Хотя — по крайней мере, с деканом говорить уже бесполезно. И можно представить, что скажут остальные. Почти то же самое…
Да… Вот… То-то и оно… Он может попытаться рассказать — но как прозвучит оно теперь? И кто захочет понять, что ему пришлось определяться с этим во времена иных представлений, когда и мироустройство, и смысл жизни виделись совсем по-иному? И его уверяли, что нет ни биополя, ни души, ни иных миров, окружающий землян космос пуст, и сам человек не есть ничто иное, чем совокупность химических реакций в его теле, и личность — это только мозг, а интеллект — уже вся личность? А что и публиковалось об «аномальном» — всё равно нельзя было понять: есть за что браться серьёзному исследователя — или он осрамит себя как учёный в погоне за пустотой ни на чём не основанных сплетен и мифов? И хоть бы кто-нибудь за десятки лет вялотекущих споров о цирковых фокусах, суевериях, буржуазном идеализме и больной психике сумел вразумительно ответить: это есть или этого нет?.. Но зато ук как бредили «последовательные материалисты» в ранге профессоров и лауреатов неким «человеком нового типа» — додумываясь до такого, что теперь и представить страшно. Хотя на том уровне знаний — звучало вполне в духе времени. Но разница в том, что, если другие высказывали подобные идеи больше в плане фантастики — то он, Хельмут Кламонтов, увлёкшись, всерьёз поверил, будто подобное вполне допустимо на практике — и конечно, для блага… Вот именно — того, что на том уровне знаний представлялось человеческой личностью. А теперь, когда человечество ужаснулось всем прежним механистичным утопиям — как признаться в том, ради чего поступал учиться? И пусть те же профессора и лауреаты как будто покаялись и исповедуют иные ценности (вопрос — насколько искренне) — они же от этого своих научных регалий не теряют! Другое дело — утопизм студента, которому не прикрыться диссертациями, орденами, премиями…
А с другой стороны — как тут вообще говорить об этом на уровне нынешних знаний?

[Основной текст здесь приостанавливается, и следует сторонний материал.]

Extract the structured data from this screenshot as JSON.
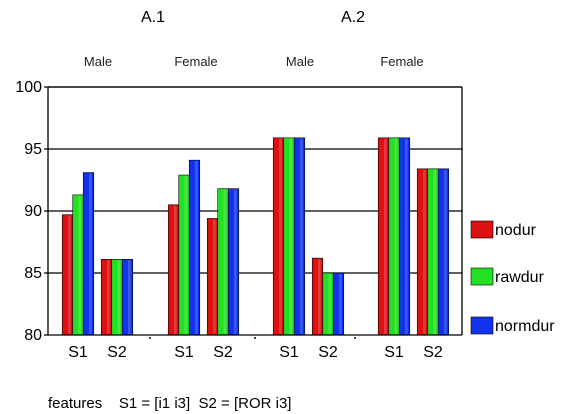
{
  "colors": {
    "nodur": "#dd1111",
    "rawdur": "#22e022",
    "normdur": "#1133ee"
  },
  "chart_data": {
    "type": "bar",
    "ylim": [
      80,
      100
    ],
    "yticks": [
      80,
      85,
      90,
      95,
      100
    ],
    "grid": "horizontal",
    "legend_position": "right",
    "super_groups": [
      "A.1",
      "A.2"
    ],
    "groups": [
      "Male",
      "Female",
      "Male",
      "Female"
    ],
    "categories": [
      "S1",
      "S2",
      "S1",
      "S2",
      "S1",
      "S2",
      "S1",
      "S2"
    ],
    "series": [
      {
        "name": "nodur",
        "values": [
          89.7,
          86.1,
          90.5,
          89.4,
          95.9,
          86.2,
          95.9,
          93.4
        ]
      },
      {
        "name": "rawdur",
        "values": [
          91.3,
          86.1,
          92.9,
          91.8,
          95.9,
          85.0,
          95.9,
          93.4
        ]
      },
      {
        "name": "normdur",
        "values": [
          93.1,
          86.1,
          94.1,
          91.8,
          95.9,
          85.0,
          95.9,
          93.4
        ]
      }
    ],
    "footnote": "features    S1 = [i1 i3]  S2 = [ROR i3]"
  }
}
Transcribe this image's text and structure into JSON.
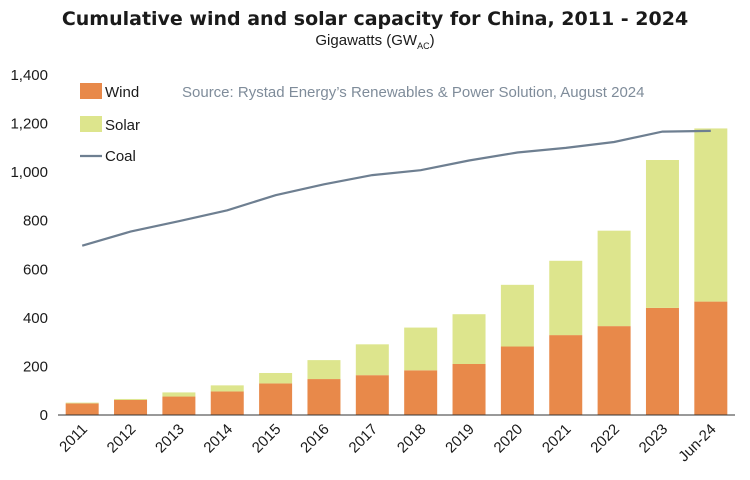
{
  "chart_data": {
    "type": "bar",
    "title": "Cumulative wind and solar capacity for China, 2011 - 2024",
    "subtitle": "Gigawatts (GW",
    "subtitle_sub": "AC",
    "subtitle_end": ")",
    "source": "Source: Rystad Energy’s Renewables & Power Solution, August 2024",
    "categories": [
      "2011",
      "2012",
      "2013",
      "2014",
      "2015",
      "2016",
      "2017",
      "2018",
      "2019",
      "2020",
      "2021",
      "2022",
      "2023",
      "Jun-24"
    ],
    "ylim": [
      0,
      1400
    ],
    "yticks": [
      "0",
      "200",
      "400",
      "600",
      "800",
      "1,000",
      "1,200",
      "1,400"
    ],
    "stacked": true,
    "legend_position": "top-left",
    "series": [
      {
        "name": "Wind",
        "type": "bar",
        "color": "#E8894A",
        "values": [
          48,
          62,
          76,
          97,
          130,
          148,
          164,
          184,
          210,
          282,
          329,
          366,
          441,
          467
        ]
      },
      {
        "name": "Solar",
        "type": "bar",
        "color": "#DDE58D",
        "values": [
          3,
          4,
          17,
          25,
          43,
          78,
          127,
          176,
          205,
          254,
          306,
          393,
          609,
          713
        ]
      },
      {
        "name": "Coal",
        "type": "line",
        "color": "#6E7F91",
        "values": [
          697,
          755,
          798,
          843,
          905,
          950,
          988,
          1008,
          1048,
          1081,
          1100,
          1124,
          1167,
          1170
        ]
      }
    ],
    "source_color": "#7F8C9A"
  }
}
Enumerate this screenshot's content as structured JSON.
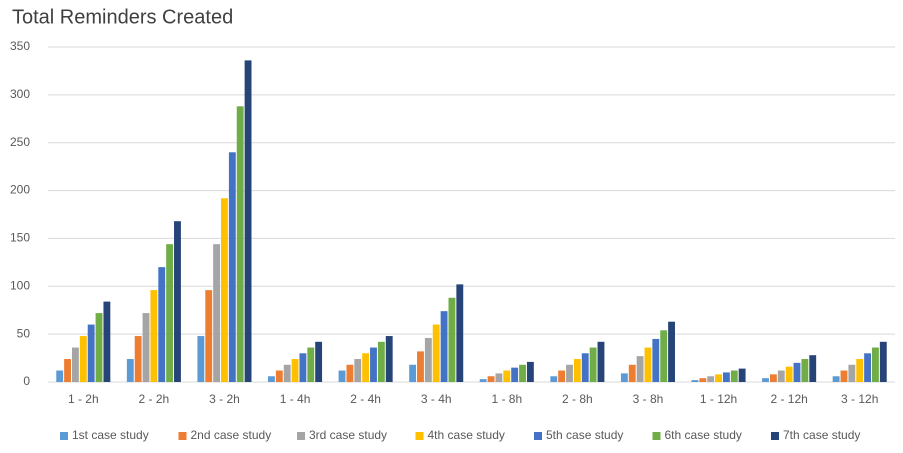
{
  "chart_data": {
    "type": "bar",
    "title": "Total Reminders Created",
    "categories": [
      "1 - 2h",
      "2 - 2h",
      "3 - 2h",
      "1 - 4h",
      "2 - 4h",
      "3 - 4h",
      "1 - 8h",
      "2 - 8h",
      "3 - 8h",
      "1 - 12h",
      "2 - 12h",
      "3 - 12h"
    ],
    "series": [
      {
        "name": "1st case study",
        "color": "#5b9bd5",
        "values": [
          12,
          24,
          48,
          6,
          12,
          18,
          3,
          6,
          9,
          2,
          4,
          6
        ]
      },
      {
        "name": "2nd case study",
        "color": "#ed7d31",
        "values": [
          24,
          48,
          96,
          12,
          18,
          32,
          6,
          12,
          18,
          4,
          8,
          12
        ]
      },
      {
        "name": "3rd case study",
        "color": "#a5a5a5",
        "values": [
          36,
          72,
          144,
          18,
          24,
          46,
          9,
          18,
          27,
          6,
          12,
          18
        ]
      },
      {
        "name": "4th case study",
        "color": "#ffc000",
        "values": [
          48,
          96,
          192,
          24,
          30,
          60,
          12,
          24,
          36,
          8,
          16,
          24
        ]
      },
      {
        "name": "5th case study",
        "color": "#4472c4",
        "values": [
          60,
          120,
          240,
          30,
          36,
          74,
          15,
          30,
          45,
          10,
          20,
          30
        ]
      },
      {
        "name": "6th case study",
        "color": "#70ad47",
        "values": [
          72,
          144,
          288,
          36,
          42,
          88,
          18,
          36,
          54,
          12,
          24,
          36
        ]
      },
      {
        "name": "7th case study",
        "color": "#264478",
        "values": [
          84,
          168,
          336,
          42,
          48,
          102,
          21,
          42,
          63,
          14,
          28,
          42
        ]
      }
    ],
    "ylim": [
      0,
      350
    ],
    "yticks": [
      0,
      50,
      100,
      150,
      200,
      250,
      300,
      350
    ],
    "grid": true,
    "legend": "bottom"
  }
}
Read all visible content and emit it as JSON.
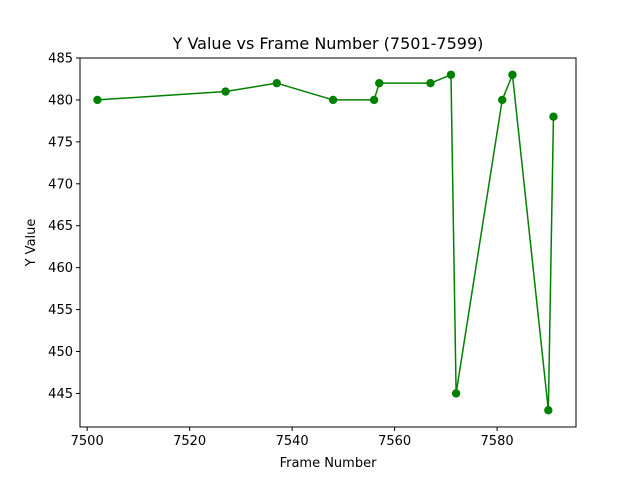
{
  "chart_data": {
    "type": "line",
    "title": "Y Value vs Frame Number (7501-7599)",
    "xlabel": "Frame Number",
    "ylabel": "Y Value",
    "xlim": [
      7498.6,
      7595.4
    ],
    "ylim": [
      441.0,
      485.0
    ],
    "xticks": [
      7500,
      7520,
      7540,
      7560,
      7580
    ],
    "yticks": [
      445,
      450,
      455,
      460,
      465,
      470,
      475,
      480,
      485
    ],
    "grid": false,
    "legend": "none",
    "series": [
      {
        "color": "#008000",
        "marker": "circle",
        "x": [
          7502,
          7527,
          7537,
          7548,
          7556,
          7557,
          7567,
          7571,
          7572,
          7581,
          7583,
          7590,
          7591
        ],
        "y": [
          480,
          481,
          482,
          480,
          480,
          482,
          482,
          483,
          445,
          480,
          483,
          443,
          478
        ]
      }
    ]
  }
}
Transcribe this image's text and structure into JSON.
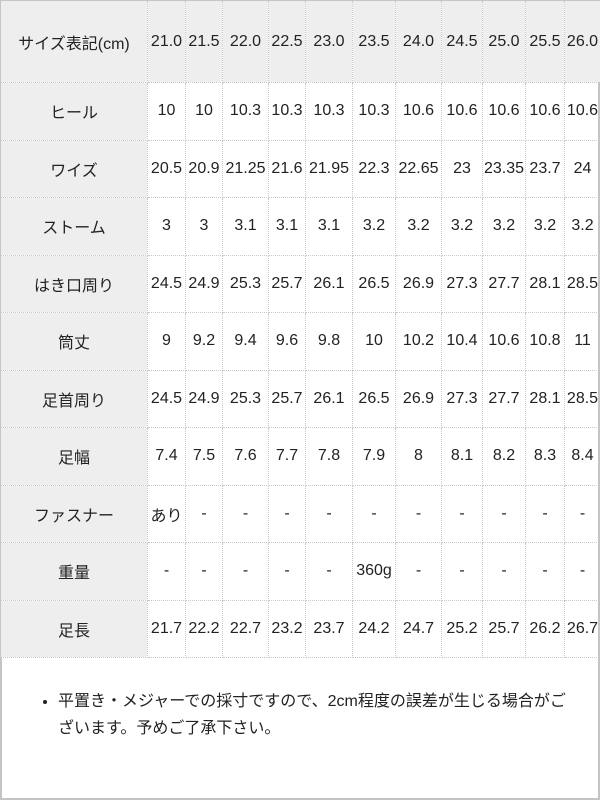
{
  "table": {
    "header": {
      "label": "サイズ表記(cm)",
      "values": [
        "21.0",
        "21.5",
        "22.0",
        "22.5",
        "23.0",
        "23.5",
        "24.0",
        "24.5",
        "25.0",
        "25.5",
        "26.0"
      ]
    },
    "rows": [
      {
        "label": "ヒール",
        "values": [
          "10",
          "10",
          "10.3",
          "10.3",
          "10.3",
          "10.3",
          "10.6",
          "10.6",
          "10.6",
          "10.6",
          "10.6"
        ]
      },
      {
        "label": "ワイズ",
        "values": [
          "20.5",
          "20.9",
          "21.25",
          "21.6",
          "21.95",
          "22.3",
          "22.65",
          "23",
          "23.35",
          "23.7",
          "24"
        ]
      },
      {
        "label": "ストーム",
        "values": [
          "3",
          "3",
          "3.1",
          "3.1",
          "3.1",
          "3.2",
          "3.2",
          "3.2",
          "3.2",
          "3.2",
          "3.2"
        ]
      },
      {
        "label": "はき口周り",
        "values": [
          "24.5",
          "24.9",
          "25.3",
          "25.7",
          "26.1",
          "26.5",
          "26.9",
          "27.3",
          "27.7",
          "28.1",
          "28.5"
        ]
      },
      {
        "label": "筒丈",
        "values": [
          "9",
          "9.2",
          "9.4",
          "9.6",
          "9.8",
          "10",
          "10.2",
          "10.4",
          "10.6",
          "10.8",
          "11"
        ]
      },
      {
        "label": "足首周り",
        "values": [
          "24.5",
          "24.9",
          "25.3",
          "25.7",
          "26.1",
          "26.5",
          "26.9",
          "27.3",
          "27.7",
          "28.1",
          "28.5"
        ]
      },
      {
        "label": "足幅",
        "values": [
          "7.4",
          "7.5",
          "7.6",
          "7.7",
          "7.8",
          "7.9",
          "8",
          "8.1",
          "8.2",
          "8.3",
          "8.4"
        ]
      },
      {
        "label": "ファスナー",
        "values": [
          "あり",
          "-",
          "-",
          "-",
          "-",
          "-",
          "-",
          "-",
          "-",
          "-",
          "-"
        ]
      },
      {
        "label": "重量",
        "values": [
          "-",
          "-",
          "-",
          "-",
          "-",
          "360g",
          "-",
          "-",
          "-",
          "-",
          "-"
        ]
      },
      {
        "label": "足長",
        "values": [
          "21.7",
          "22.2",
          "22.7",
          "23.2",
          "23.7",
          "24.2",
          "24.7",
          "25.2",
          "25.7",
          "26.2",
          "26.7"
        ]
      }
    ]
  },
  "note": "平置き・メジャーでの採寸ですので、2cm程度の誤差が生じる場合がございます。予めご了承下さい。"
}
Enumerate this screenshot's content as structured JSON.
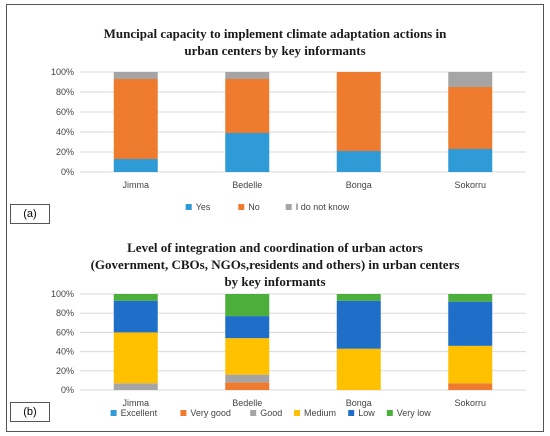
{
  "chart_data": [
    {
      "type": "bar",
      "stacked": true,
      "panel_label": "(a)",
      "title_lines": [
        "Muncipal capacity to implement climate adaptation actions in",
        "urban centers by key informants"
      ],
      "categories": [
        "Jimma",
        "Bedelle",
        "Bonga",
        "Sokorru"
      ],
      "series": [
        {
          "name": "Yes",
          "color": "#2e9bd6",
          "values": [
            13,
            39,
            21,
            23
          ]
        },
        {
          "name": "No",
          "color": "#ef7b2f",
          "values": [
            80,
            54,
            79,
            62
          ]
        },
        {
          "name": "I do not know",
          "color": "#a5a5a5",
          "values": [
            7,
            7,
            0,
            15
          ]
        }
      ],
      "ylim": [
        0,
        100
      ],
      "yticks": [
        "0%",
        "20%",
        "40%",
        "60%",
        "80%",
        "100%"
      ],
      "grid": true,
      "legend_position": "bottom"
    },
    {
      "type": "bar",
      "stacked": true,
      "panel_label": "(b)",
      "title_lines": [
        "Level of integration and coordination of urban actors",
        "(Government, CBOs, NGOs,residents and others) in urban centers",
        "by key informants"
      ],
      "categories": [
        "Jimma",
        "Bedelle",
        "Bonga",
        "Sokorru"
      ],
      "series": [
        {
          "name": "Excellent",
          "color": "#2e9bd6",
          "values": [
            0,
            0,
            0,
            0
          ]
        },
        {
          "name": "Very good",
          "color": "#ef7b2f",
          "values": [
            0,
            8,
            0,
            7
          ]
        },
        {
          "name": "Good",
          "color": "#a5a5a5",
          "values": [
            7,
            8,
            0,
            0
          ]
        },
        {
          "name": "Medium",
          "color": "#ffc000",
          "values": [
            53,
            38,
            43,
            39
          ]
        },
        {
          "name": "Low",
          "color": "#1f6fc9",
          "values": [
            33,
            23,
            50,
            46
          ]
        },
        {
          "name": "Very low",
          "color": "#4caf3c",
          "values": [
            7,
            23,
            7,
            8
          ]
        }
      ],
      "ylim": [
        0,
        100
      ],
      "yticks": [
        "0%",
        "20%",
        "40%",
        "60%",
        "80%",
        "100%"
      ],
      "grid": true,
      "legend_position": "bottom"
    }
  ]
}
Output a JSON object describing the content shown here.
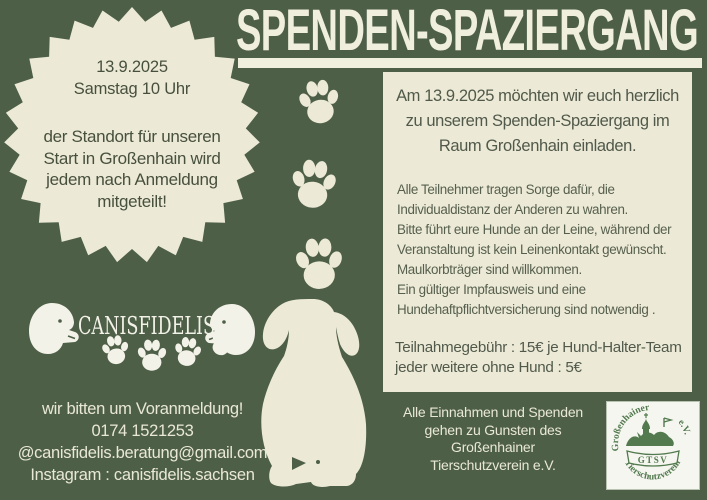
{
  "title": {
    "text": "SPENDEN-SPAZIERGANG"
  },
  "badge": {
    "date": "13.9.2025",
    "day_time": "Samstag 10 Uhr",
    "lines": [
      "der Standort für unseren",
      "Start in Großenhain wird",
      "jedem nach Anmeldung",
      "mitgeteilt!"
    ]
  },
  "invite": {
    "intro_lines": [
      "Am 13.9.2025 möchten wir euch herzlich",
      "zu unserem Spenden-Spaziergang im",
      "Raum Großenhain einladen."
    ],
    "rules_lines": [
      "Alle Teilnehmer tragen Sorge dafür, die",
      "Individualdistanz der Anderen zu wahren.",
      "Bitte führt  eure Hunde an der Leine, während der",
      "Veranstaltung ist kein Leinenkontakt gewünscht.",
      "Maulkorbträger sind willkommen.",
      "Ein gültiger Impfausweis und eine",
      "Hundehaftpflichtversicherung sind notwendig ."
    ],
    "fee_lines": [
      "Teilnahmegebühr : 15€ je Hund-Halter-Team",
      "jeder weitere ohne Hund : 5€"
    ]
  },
  "canisfidelis": {
    "wordmark": "CANISFIDELIS"
  },
  "contact": {
    "lines": [
      "wir bitten um Voranmeldung!",
      "0174 1521253",
      "@canisfidelis.beratung@gmail.com",
      "Instagram : canisfidelis.sachsen"
    ]
  },
  "donation": {
    "lines": [
      "Alle Einnahmen und Spenden",
      "gehen zu Gunsten des",
      "Großenhainer",
      "Tierschutzverein e.V."
    ]
  },
  "gtsv": {
    "ring_text_left": "Großenhainer",
    "ring_text_bottom": "Tierschutzverein",
    "ring_text_right": "e.V.",
    "acronym": "GTSV"
  },
  "colors": {
    "background_green": "#4e5f48",
    "cream": "#ecead7",
    "badge_text": "#47503d",
    "panel_text": "#565f4d",
    "light_text": "#e9e8d6",
    "seal_green": "#527a4e",
    "seal_white": "#f6f6f1"
  },
  "graphics": {
    "badge_shape": "starburst-seal",
    "paw_icon": "paw-print",
    "dog_silhouette": "sitting-puppy-silhouette",
    "dog_head_icons": "dog-head-silhouettes",
    "seal": "gtsv-club-seal"
  }
}
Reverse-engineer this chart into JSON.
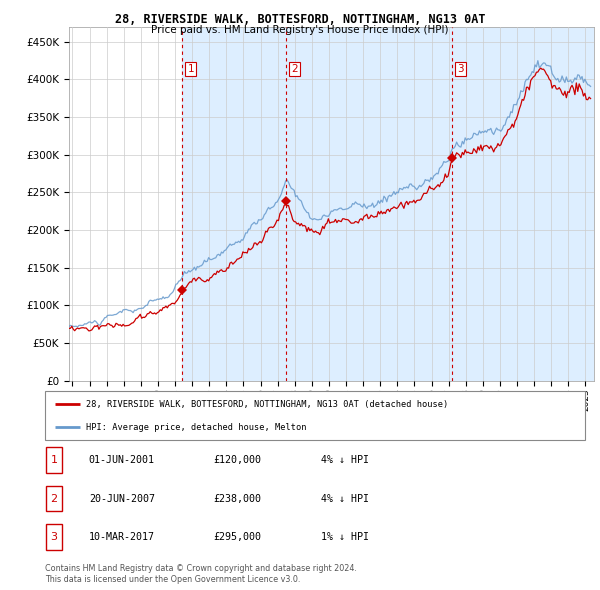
{
  "title": "28, RIVERSIDE WALK, BOTTESFORD, NOTTINGHAM, NG13 0AT",
  "subtitle": "Price paid vs. HM Land Registry's House Price Index (HPI)",
  "ytick_values": [
    0,
    50000,
    100000,
    150000,
    200000,
    250000,
    300000,
    350000,
    400000,
    450000
  ],
  "ylim": [
    0,
    470000
  ],
  "xlim_start": 1994.8,
  "xlim_end": 2025.5,
  "transactions": [
    {
      "index": 1,
      "date_num": 2001.42,
      "price": 120000,
      "date_str": "01-JUN-2001",
      "pct": "4%",
      "dir": "↓"
    },
    {
      "index": 2,
      "date_num": 2007.47,
      "price": 238000,
      "date_str": "20-JUN-2007",
      "pct": "4%",
      "dir": "↓"
    },
    {
      "index": 3,
      "date_num": 2017.19,
      "price": 295000,
      "date_str": "10-MAR-2017",
      "pct": "1%",
      "dir": "↓"
    }
  ],
  "hpi_color": "#6699cc",
  "price_color": "#cc0000",
  "vline_color": "#cc0000",
  "shade_color": "#ddeeff",
  "grid_color": "#cccccc",
  "bg_color": "#ffffff",
  "legend_label_price": "28, RIVERSIDE WALK, BOTTESFORD, NOTTINGHAM, NG13 0AT (detached house)",
  "legend_label_hpi": "HPI: Average price, detached house, Melton",
  "footnote1": "Contains HM Land Registry data © Crown copyright and database right 2024.",
  "footnote2": "This data is licensed under the Open Government Licence v3.0.",
  "xtick_years": [
    1995,
    1996,
    1997,
    1998,
    1999,
    2000,
    2001,
    2002,
    2003,
    2004,
    2005,
    2006,
    2007,
    2008,
    2009,
    2010,
    2011,
    2012,
    2013,
    2014,
    2015,
    2016,
    2017,
    2018,
    2019,
    2020,
    2021,
    2022,
    2023,
    2024,
    2025
  ]
}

С ними, по-прежнему зацикленными на рефлексах — о тонких энергиях, иных мирах? Чтобы они переглянулись и высокомерно изрекли: ну это, мол, не наука, это мистика — а что вы собираетесь делать именно в биологии? И окажется, что ничего. Ведь то, что его интересует — как оказалось, не составляет предмет биологии и не исследуется её методами, а собственно биологических проблем, решение которых было бы его призванием, нет. И стало быть, здесь он доучивается но инерции. Вот что в первую очередь вскрыла бы такая откровенность…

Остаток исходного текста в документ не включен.